Environment Agency issues drought permits for the North West to protect public water supplies and the environment

16th August 2018

Environment Agency issues drought permits for the North West to protect public water supplies and the environment

The Environment Agency announced today (16 August) that it has issued United Utilities with drought permits which allow the water company to take additional water from Windermere and Scales boreholes in Cumbria, and Delph and Rivington reservoirs in Lancashire.  The drought permits have been issued should they be needed later in the year and will apply for a limited time period to secure water supplies for people across North West England.

As set out in their drought plan, United Utilities are required to introduce a Temporary Use Ban (also known as a hosepipe ban), if the drought permits are used before the end of September. Temporary use bans are a requirement of their Drought Plan to help reduce demand for water, unless in specific local circumstances or at times of year where it is deemed that a temporary use ban wouldn’t benefit water resources in that area.

It is good news that water levels in the North West have slightly improved thanks to recent rainfall and efforts to conserve water. But despite this temporary respite, the region has only received around half of the rainfall normally expected during May to July. The North West has received 132mm of rain which is 56% of the long term average.

Current forecasts also suggest there may be continued lower than average rainfall into autumn.  The Environment Agency have assessed and determined United Utilities  drought permit applications, so that these are ready to be implemented should they still be needed, to ensure water supplies continue to be  maintained and the environment is protected.
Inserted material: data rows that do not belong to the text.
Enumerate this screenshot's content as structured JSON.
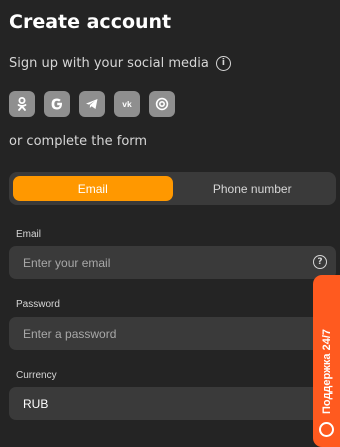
{
  "title": "Create account",
  "social": {
    "label": "Sign up with your social media",
    "icons": [
      "odnoklassniki-icon",
      "google-icon",
      "telegram-icon",
      "vk-icon",
      "mailru-icon"
    ]
  },
  "or_text": "or complete the form",
  "tabs": [
    {
      "label": "Email",
      "active": true
    },
    {
      "label": "Phone number",
      "active": false
    }
  ],
  "form": {
    "email": {
      "label": "Email",
      "placeholder": "Enter your email"
    },
    "password": {
      "label": "Password",
      "placeholder": "Enter a password"
    },
    "currency": {
      "label": "Currency",
      "value": "RUB"
    }
  },
  "support": {
    "label": "Поддержка 24/7"
  },
  "colors": {
    "background": "#242424",
    "field": "#3a3a3a",
    "accent": "#ff9800",
    "support": "#ff5a1f",
    "social_button": "#8f8f8f"
  }
}
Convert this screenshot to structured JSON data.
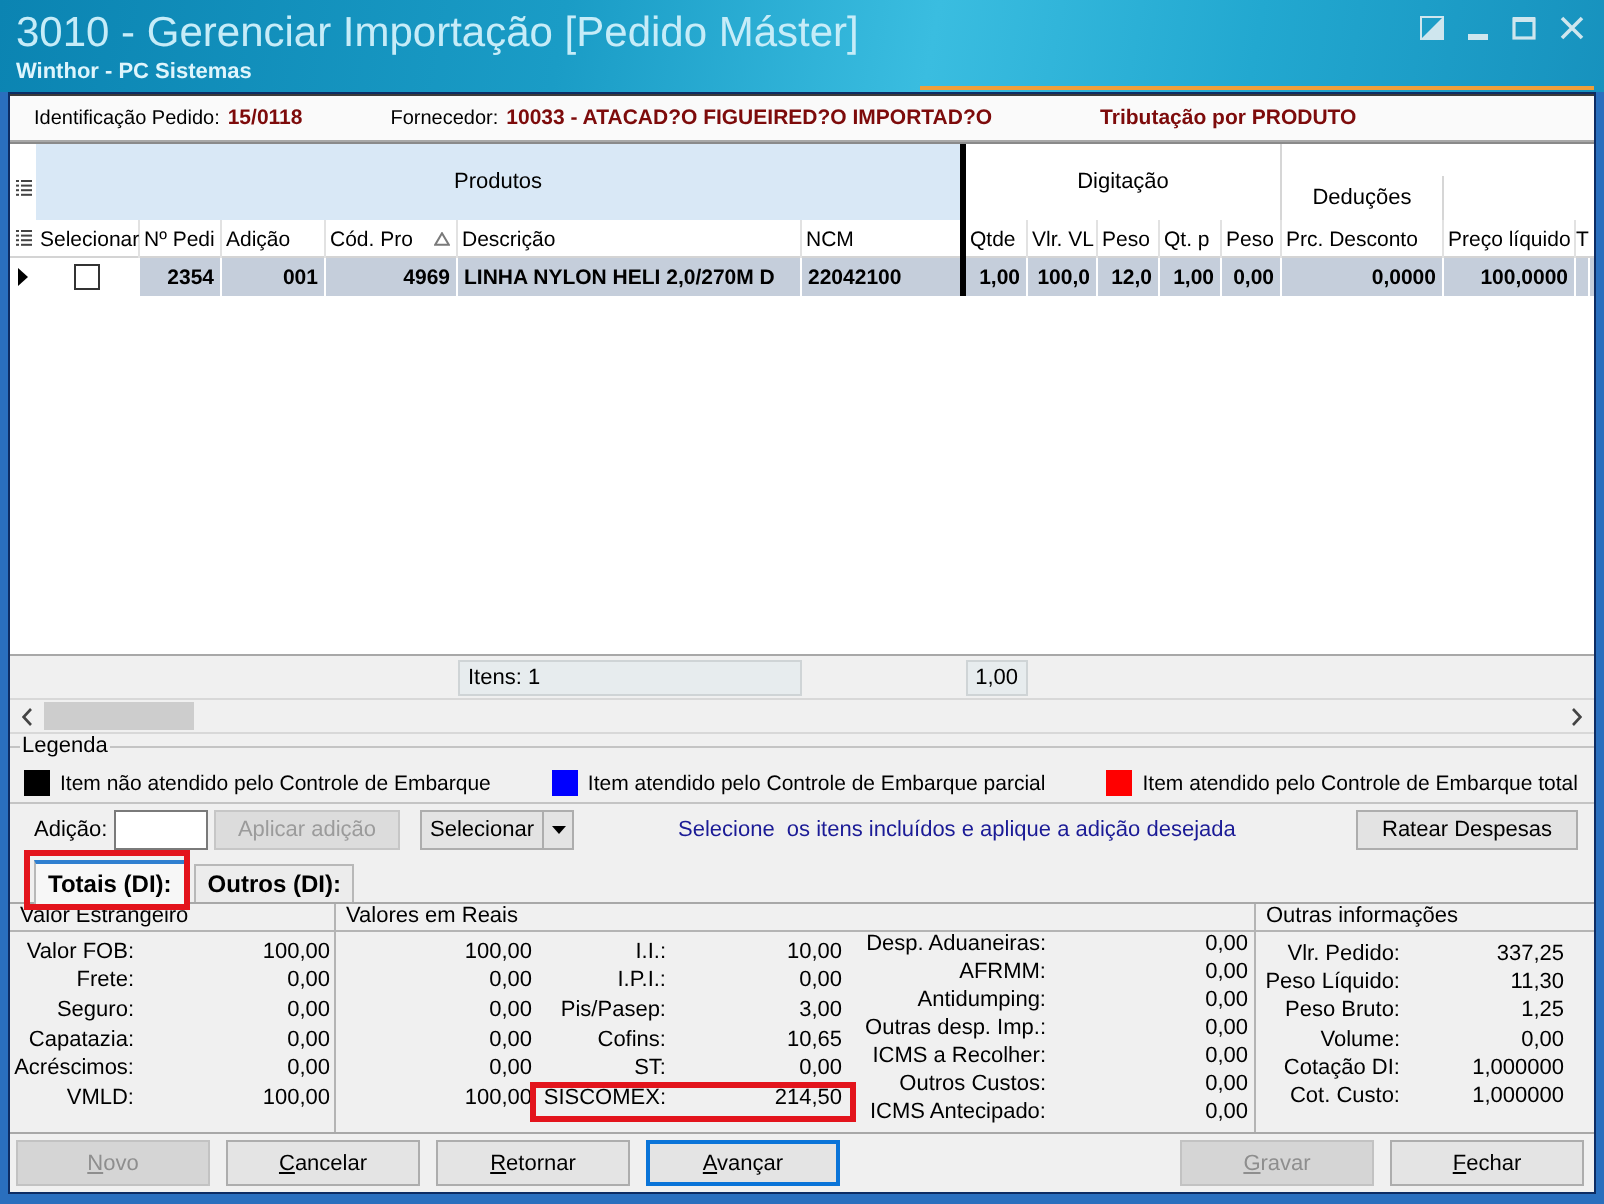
{
  "window": {
    "title": "3010 - Gerenciar Importação [Pedido Máster]",
    "subtitle": "Winthor - PC Sistemas"
  },
  "order_info": [
    {
      "label": "Identificação Pedido:",
      "value": "15/0118"
    },
    {
      "label": "Fornecedor:",
      "value": "10033 - ATACAD?O FIGUEIRED?O IMPORTAD?O"
    }
  ],
  "taxation": "Tributação por PRODUTO",
  "grid": {
    "groups": [
      {
        "label": "Produtos",
        "kind": "full",
        "frozen": true,
        "columns": [
          {
            "label": "Selecionar",
            "kind": "checkbox",
            "sorted": false
          },
          {
            "label": "Nº Pedi",
            "kind": "text",
            "sorted": false
          },
          {
            "label": "Adição",
            "kind": "text",
            "sorted": false
          },
          {
            "label": "Cód. Pro",
            "kind": "text",
            "sorted": true
          },
          {
            "label": "Descrição",
            "kind": "text",
            "sorted": false,
            "total": "Itens: 1"
          },
          {
            "label": "NCM",
            "kind": "text",
            "sorted": false
          }
        ]
      },
      {
        "label": "Digitação",
        "kind": "full",
        "frozen": false,
        "columns": [
          {
            "label": "Qtde",
            "kind": "text",
            "sorted": false,
            "total": "1,00"
          },
          {
            "label": "Vlr. VL",
            "kind": "text",
            "sorted": false
          },
          {
            "label": "Peso",
            "kind": "text",
            "sorted": false
          },
          {
            "label": "Qt. p",
            "kind": "text",
            "sorted": false
          },
          {
            "label": "Peso",
            "kind": "text",
            "sorted": false
          }
        ]
      },
      {
        "label": "Deduções",
        "kind": "lower",
        "frozen": false,
        "columns": [
          {
            "label": "Prc. Desconto",
            "kind": "text",
            "sorted": false
          }
        ]
      },
      {
        "kind": "blank",
        "columns": [
          {
            "label": "Preço líquido",
            "kind": "text",
            "sorted": false
          },
          {
            "label": "T",
            "kind": "text",
            "sorted": false
          }
        ]
      }
    ],
    "rows": [
      {
        "selected": true,
        "checked": false,
        "cells": [
          "2354",
          "001",
          "4969",
          "LINHA NYLON HELI 2,0/270M D",
          "22042100",
          "1,00",
          "100,0",
          "12,0",
          "1,00",
          "0,00",
          "0,0000",
          "100,0000"
        ]
      }
    ]
  },
  "legend": {
    "title": "Legenda",
    "items": [
      {
        "label": "Item não atendido pelo Controle de Embarque",
        "color": "#000000"
      },
      {
        "label": "Item atendido pelo Controle de Embarque parcial",
        "color": "#0000ff"
      },
      {
        "label": "Item atendido pelo Controle de Embarque total",
        "color": "#ff0000"
      }
    ]
  },
  "adicao": {
    "label": "Adição:",
    "apply_button": {
      "label": "Aplicar adição",
      "disabled": true
    },
    "select_button": "Selecionar",
    "hint": "Selecione  os itens incluídos e aplique a adição desejada",
    "apportion_button": "Ratear Despesas"
  },
  "tabs": [
    {
      "label": "Totais (DI):",
      "selected": true,
      "highlighted": true
    },
    {
      "label": "Outros (DI):",
      "selected": false,
      "highlighted": false
    }
  ],
  "foreign_values": {
    "title": "Valor Estrangeiro",
    "rows": [
      {
        "label": "Valor FOB:",
        "value": "100,00"
      },
      {
        "label": "Frete:",
        "value": "0,00"
      },
      {
        "label": "Seguro:",
        "value": "0,00"
      },
      {
        "label": "Capatazia:",
        "value": "0,00"
      },
      {
        "label": "Acréscimos:",
        "value": "0,00"
      },
      {
        "label": "VMLD:",
        "value": "100,00"
      }
    ]
  },
  "real_values": {
    "title": "Valores em Reais",
    "base_values": [
      "100,00",
      "0,00",
      "0,00",
      "0,00",
      "0,00",
      "100,00"
    ],
    "taxes": [
      {
        "label": "I.I.:",
        "value": "10,00",
        "highlighted": false
      },
      {
        "label": "I.P.I.:",
        "value": "0,00",
        "highlighted": false
      },
      {
        "label": "Pis/Pasep:",
        "value": "3,00",
        "highlighted": false
      },
      {
        "label": "Cofins:",
        "value": "10,65",
        "highlighted": false
      },
      {
        "label": "ST:",
        "value": "0,00",
        "highlighted": false
      },
      {
        "label": "SISCOMEX:",
        "value": "214,50",
        "highlighted": true
      }
    ],
    "expenses": [
      {
        "label": "Desp. Aduaneiras:",
        "value": "0,00"
      },
      {
        "label": "AFRMM:",
        "value": "0,00"
      },
      {
        "label": "Antidumping:",
        "value": "0,00"
      },
      {
        "label": "Outras desp. Imp.:",
        "value": "0,00"
      },
      {
        "label": "ICMS a Recolher:",
        "value": "0,00"
      },
      {
        "label": "Outros Custos:",
        "value": "0,00"
      },
      {
        "label": "ICMS Antecipado:",
        "value": "0,00"
      }
    ]
  },
  "other_info": {
    "title": "Outras informações",
    "rows": [
      {
        "label": "Vlr. Pedido:",
        "value": "337,25"
      },
      {
        "label": "Peso Líquido:",
        "value": "11,30"
      },
      {
        "label": "Peso Bruto:",
        "value": "1,25"
      },
      {
        "label": "Volume:",
        "value": "0,00"
      },
      {
        "label": "Cotação DI:",
        "value": "1,000000"
      },
      {
        "label": "Cot. Custo:",
        "value": "1,000000"
      }
    ]
  },
  "buttons": {
    "left": [
      {
        "label": "Novo",
        "disabled": true,
        "focused": false
      },
      {
        "label": "Cancelar",
        "disabled": false,
        "focused": false
      },
      {
        "label": "Retornar",
        "disabled": false,
        "focused": false
      },
      {
        "label": "Avançar",
        "disabled": false,
        "focused": true
      }
    ],
    "right": [
      {
        "label": "Gravar",
        "disabled": true,
        "focused": false
      },
      {
        "label": "Fechar",
        "disabled": false,
        "focused": false
      }
    ]
  }
}
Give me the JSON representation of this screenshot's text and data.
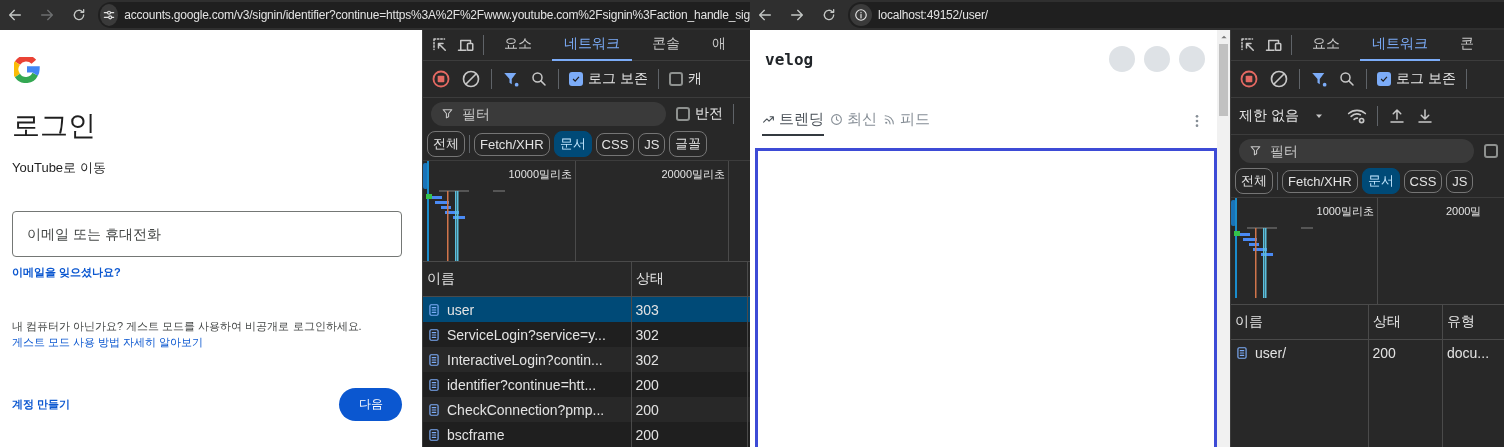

Jim Ratcliffe, Environment Agency Drought Manager, said:

“The Environment Agency uses regulatory powers to manage water availability to maintain essential supplies for people and the environment and will always balance the needs of the public, industry, farmers and the environment.

“As the dry weather is set to continue in to autumn, there could still be restrictions later in the summer so we continue to urge everyone to use water wisely. Our staff will continue to manage demand by working with farmers, businesses and others who abstract water.

“We continue to work with water companies across the country to ensure they are following robust drought plans.”

The drought permit for Windermere enables United Utilities to take additional water from the lake but only at times when flows are high enough to protect both levels in the lake for tourism and recreation uses, and the wildlife in the River Leven.

This water is needed to support the recovery of storage in Haweswater – a key source of drinking water for the people of the North West. The water resources situation could also improve if demand for water reduces or if enough rain returns to replenish supplies.

Nigel Wilkinson, Managing Director, Windermere Lake Cruises Limited:

“The permit for Windermere allows United Utilities to abstract additional water from the lake, however, we don’t expect this to make any visible difference to the level of Windermere so people will just see business as usual.”

The drought permits for Delph reservoir, in Egerton, Bolton, and Rivington reservoir, Lancashire, will allow United Utilities to reduce the ‘compensation flow’ they have a legal requirement to release downstream. This will allow more water will be kept in the reservoirs for public water supplies. This means river flows downstream may be reduced, which reflects that of other natural streams in the area during a period of dry weather. Great care is taken to ensure any reduction in river flows will not cause harm to the downstream environment.

The drought permit for Scales boreholes will allow United Utilities to take more water over the year, so they can abstract at their daily rate for longer. This relieves pressure on the surface water sources in the north Cumbria; Wigton area.

Any drought permit is only issued after public consultation and a review of all the available environmental data. This is a rigorous process. The Environment Agency also require the water company to monitor the impact on wildlife and if needed, take action to mitigate any potential damage to the environment.

Each week, Environment Agency hydrology experts monitor river flows and groundwater to see how much water there is and plan accordingly. Just like in a flood scenario, they put well tested plans in place during this period of dry weather. This ensures that the supply for water is managed in the best possible way.

Across the North West, as well as up and down the country, Environment Agency teams have been responding to dry weather incidents. In the last three months alone, there have beenmore than 2,000 incidents reported to the incident hotline in the North West, ranging from fish caught in pools due to low flows, fish kills due to low oxygen levels, reports of Blue-Green algae, or moorland fires.

Environment Agency teams are continuing to meet with affected groups including farmers to provide practical advice about conserving water and planning for prolonged dry weather. Teams have carried out abstraction licence checks, carried out water abstraction visits, advised businesses and farmers on water usage, and inspected rivers where the flows are lowest.

The Environment Agency continues to work with United Utilities to make the best use of the water available and minimise any potential impacts to people, the environment and tourism.